演者 谷澤 豊(静岡がんセンター・胃外科)
共同演者 坂東 悦郎(静岡がんセンター・胃外科), 徳永 正則(静岡がんセンター・胃外科), 川村 泰一(静岡がんセンター・胃外科), 上坂 克彦(静岡がんセンター・消化器外科), 金本 秀行(静岡がんセンター・消化器外科), 水野 隆史(静岡がんセンター・消化器外科), 杉浦 禎一(静岡がんセンター・消化器外科), 岡村 行泰(静岡がんセンター・消化器外科), 絹笠 祐介(静岡がんセンター・消化器外科), 寺島 雅典(静岡がんセンター・胃外科)

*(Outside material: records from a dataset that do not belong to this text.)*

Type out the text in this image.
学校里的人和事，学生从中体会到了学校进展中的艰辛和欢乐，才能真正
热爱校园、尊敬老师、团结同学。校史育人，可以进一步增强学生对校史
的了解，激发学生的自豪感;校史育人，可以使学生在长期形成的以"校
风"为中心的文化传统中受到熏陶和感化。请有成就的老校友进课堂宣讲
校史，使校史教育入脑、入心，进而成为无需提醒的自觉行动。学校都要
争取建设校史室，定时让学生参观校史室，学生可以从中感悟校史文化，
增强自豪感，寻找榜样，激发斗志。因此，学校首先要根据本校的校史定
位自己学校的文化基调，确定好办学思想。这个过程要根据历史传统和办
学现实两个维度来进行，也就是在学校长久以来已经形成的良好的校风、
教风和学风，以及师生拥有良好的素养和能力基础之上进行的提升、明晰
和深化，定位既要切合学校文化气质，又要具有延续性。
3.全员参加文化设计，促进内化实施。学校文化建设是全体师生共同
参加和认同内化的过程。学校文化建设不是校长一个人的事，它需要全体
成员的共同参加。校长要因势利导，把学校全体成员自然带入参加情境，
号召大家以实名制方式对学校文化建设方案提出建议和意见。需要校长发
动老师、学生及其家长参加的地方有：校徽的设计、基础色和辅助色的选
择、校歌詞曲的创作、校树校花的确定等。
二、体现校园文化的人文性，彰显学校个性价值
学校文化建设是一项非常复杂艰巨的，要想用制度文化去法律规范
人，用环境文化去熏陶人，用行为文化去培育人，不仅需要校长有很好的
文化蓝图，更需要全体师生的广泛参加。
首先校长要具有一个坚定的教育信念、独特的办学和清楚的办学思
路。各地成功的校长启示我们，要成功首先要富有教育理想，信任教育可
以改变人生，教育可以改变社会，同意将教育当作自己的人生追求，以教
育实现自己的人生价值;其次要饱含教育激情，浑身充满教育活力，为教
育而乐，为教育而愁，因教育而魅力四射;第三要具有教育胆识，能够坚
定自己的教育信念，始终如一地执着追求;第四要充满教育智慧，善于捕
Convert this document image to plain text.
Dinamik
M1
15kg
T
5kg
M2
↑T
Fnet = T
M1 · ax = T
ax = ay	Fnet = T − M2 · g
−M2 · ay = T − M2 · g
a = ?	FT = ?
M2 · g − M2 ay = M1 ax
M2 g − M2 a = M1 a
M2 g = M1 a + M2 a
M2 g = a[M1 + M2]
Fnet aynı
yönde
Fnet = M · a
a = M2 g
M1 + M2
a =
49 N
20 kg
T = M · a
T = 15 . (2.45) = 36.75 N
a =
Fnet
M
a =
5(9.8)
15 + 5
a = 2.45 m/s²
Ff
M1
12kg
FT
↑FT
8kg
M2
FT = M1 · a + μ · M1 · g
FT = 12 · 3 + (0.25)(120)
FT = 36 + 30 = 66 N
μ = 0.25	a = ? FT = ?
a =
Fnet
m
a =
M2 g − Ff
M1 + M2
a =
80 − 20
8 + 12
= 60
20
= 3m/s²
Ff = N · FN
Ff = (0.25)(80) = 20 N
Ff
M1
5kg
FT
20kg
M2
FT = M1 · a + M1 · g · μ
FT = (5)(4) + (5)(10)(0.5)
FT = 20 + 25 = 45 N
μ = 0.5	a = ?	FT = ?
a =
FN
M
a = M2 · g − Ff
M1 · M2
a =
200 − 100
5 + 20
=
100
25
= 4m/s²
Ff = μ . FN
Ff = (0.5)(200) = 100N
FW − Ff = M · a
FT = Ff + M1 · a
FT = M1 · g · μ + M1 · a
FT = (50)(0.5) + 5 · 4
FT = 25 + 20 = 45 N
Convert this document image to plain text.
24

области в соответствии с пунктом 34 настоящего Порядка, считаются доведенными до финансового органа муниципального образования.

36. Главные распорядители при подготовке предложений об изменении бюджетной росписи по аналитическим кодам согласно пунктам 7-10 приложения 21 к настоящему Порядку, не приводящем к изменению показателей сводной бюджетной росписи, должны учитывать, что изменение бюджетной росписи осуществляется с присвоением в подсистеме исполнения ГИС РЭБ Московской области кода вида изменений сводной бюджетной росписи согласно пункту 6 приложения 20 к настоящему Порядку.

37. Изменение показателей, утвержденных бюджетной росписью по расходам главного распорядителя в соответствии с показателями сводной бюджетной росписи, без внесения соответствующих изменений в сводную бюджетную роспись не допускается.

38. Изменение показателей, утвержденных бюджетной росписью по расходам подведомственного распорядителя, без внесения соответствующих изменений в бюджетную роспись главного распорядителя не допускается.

抄録 【目的】胃癌肝転移症例に対する肝切除の有用性は確立されていいない.当院では胃癌肝転移症例に対し,同時性・異時性を問わず,原則,肝転移が1個の場合,肝切除を試みてきた.今回,胃癌肝転移に対する肝切除の意義に関して検討する目的で,胃癌肝転移切除例の治療成績について後向きに解析した.【対象と方法】2002年-2011年までに,根治を目的に,原発巣・肝転移巣のいずれも当院にて切除された20例を対象とした.これらの症例において後ろ向きに解析し,肝切除後の生存期間に及ぼす因子に関して検討を加えた.肝切除後の平均観察期間は34ヶ月であった.【結果】平均年齢68.4歳で,男女比は18:2.同時性肝転移が10例,異時性肝転移が10例で,肝転移個数は,1個が16例,2個が4例.原発巣の深達度は,SM:2例,MP:3例,SS:13例,SE:/SI1例ずつ.リンパ節転移はN0:4例,N1:10例,N2:4例,N3:2例.組織型は分化型15例,未分化型5例.肝切除後補助化学療法施行(Adj)は7例に施行されていた.全生存期間の中央値(MST)は49ヶ月.無再燃生存期間(RFS)の中央値は17ヶ月.同時性vs 異時性,肝転移個数(1個 vs 2個),深達度(≦MP vs ≧SS),リンパ節転移(N0-1 vs N2-3),Adjの有無の生存期間を比較したが,いずれも有意な差は認めなかった.肝切除後6ヶ月以内に再発した症例が5例あり,いずれも残肝再発であった.また,3年以上生存例は7例あり,その内無再燃症例は3例で,再肝切除により長期生存している症例も1例あった.【結語】肝転移切除例には長期生存例も存在し,生存期間の延長に寄与する可能性がある.しかし,早期に再燃する症例も少なくない.肝切除に際しては慎重に手術適応を判断する必要がある.また,再燃後の治療により長期生存が得られることもあるため,肝切除を含めた集学的治療 が必要と考える.